Oltre 12,4 milioni di euro di risparmi entro il 2018. E’ l’effetto delle scelte approvate dalla Giunta regionale, che attua le norme per il pensionamento dei dipendenti previsti dal decreto legge n. 90 del 2014 “Misure urgenti per la semplificazione e la trasparenza amministrativa e per l’efficienza degli uffici giudiziari (cd decreto Madia). In dettaglio, entro il 2018, andranno in pensione complessivamente 228 lavoratori della Regione, 192 del comparto e 36 dirigenti.

Di questi, 56 per l’avvenuto raggiungimento del limite d’età per la pensione o per dimissioni volontarie, gli altri 172 in applicazione delle norme che prevedono la risoluzione unilaterale del rapporto di lavoro dei dipendenti, con un preavviso di almeno sei mesi, alla maturazione dei requisiti per la pensione anticipata previsti dalle “Disposizioni per la crescita, l’equità e il consolidamento dei conti pubblici” (cd legge Fornero): nel 2015, 41 anni e 6 mesi di contributi per le donne e 42 anni e 6 mesi di contributi per gli uomini.

“Grazie a questa programmazione – spiega l’assessore regionale al Bilancio e Organizzazione Emma Petitti – potremo ottenere ulteriori riduzioni della spesa corrente per il personale, dare applicazione ai principi del ricambio generazionale all’interno della pubblica amministrazione e avere le carte in regola per andare avanti nel progetto di riassetto organizzativo della macchina amministrativa anche alla luce del ricollocamento del personale delle Province, di cui ci faremo carico come già detto.

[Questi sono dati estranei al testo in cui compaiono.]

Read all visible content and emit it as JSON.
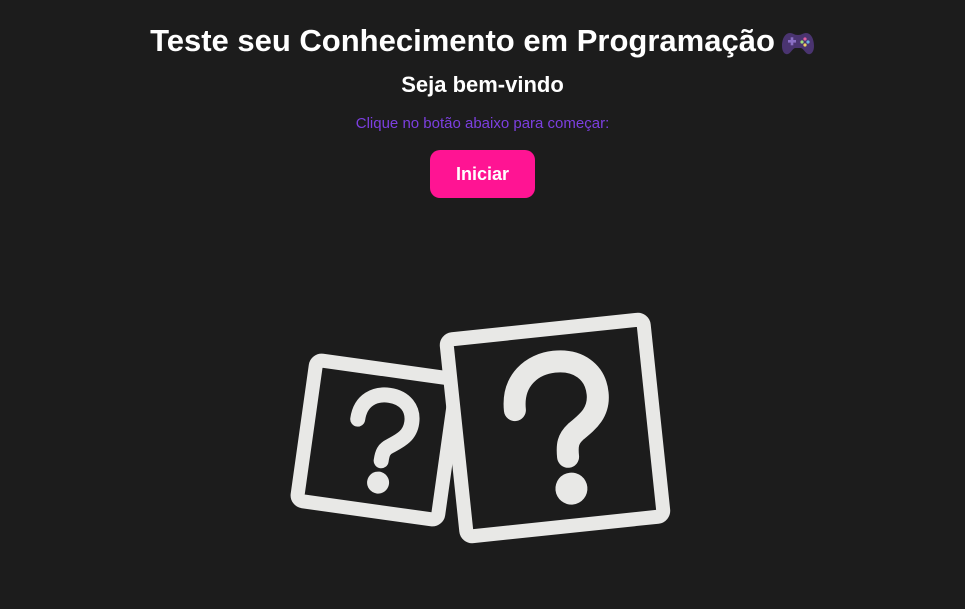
{
  "header": {
    "title": "Teste seu Conhecimento em Programação",
    "title_icon": "game-controller-icon"
  },
  "welcome": {
    "heading": "Seja bem-vindo",
    "instruction": "Clique no botão abaixo para começar:",
    "start_button_label": "Iniciar"
  },
  "illustration": {
    "icon": "question-mark-cards-icon"
  },
  "colors": {
    "background": "#1c1c1c",
    "text": "#ffffff",
    "instruction": "#7c3fe0",
    "button": "#ff1493",
    "illustration": "#e8e8e6"
  }
}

Con la delibera, inoltre, applichiamo le norme statali che ci consentono di non penalizzare dal punto di vista economico le persone che andranno via”.

Commenti (1)

  • Peccato che queste "genialate" per noi contribuenti non rappresentino alcun beneficio, anzi, fra due o tre anni, passato il clamore, si tradurranno in un aggravio di spesa, perchè, sicuramente, gli impiegati rimasti cominceranno a lamentarsi per la carenza di personale a giustificazione dell'inefficienza degli uffici. Per il resto, che li paghi la regione, o che li paghi l'Ente pensionistico, questa gente rimane sempre a carico della fiscalità generale, ovvero di noi cittadini contribuenti. Almeno, se continuassero a lavorare (?) si scongiurerebbe il pericolo di altre assunzioni.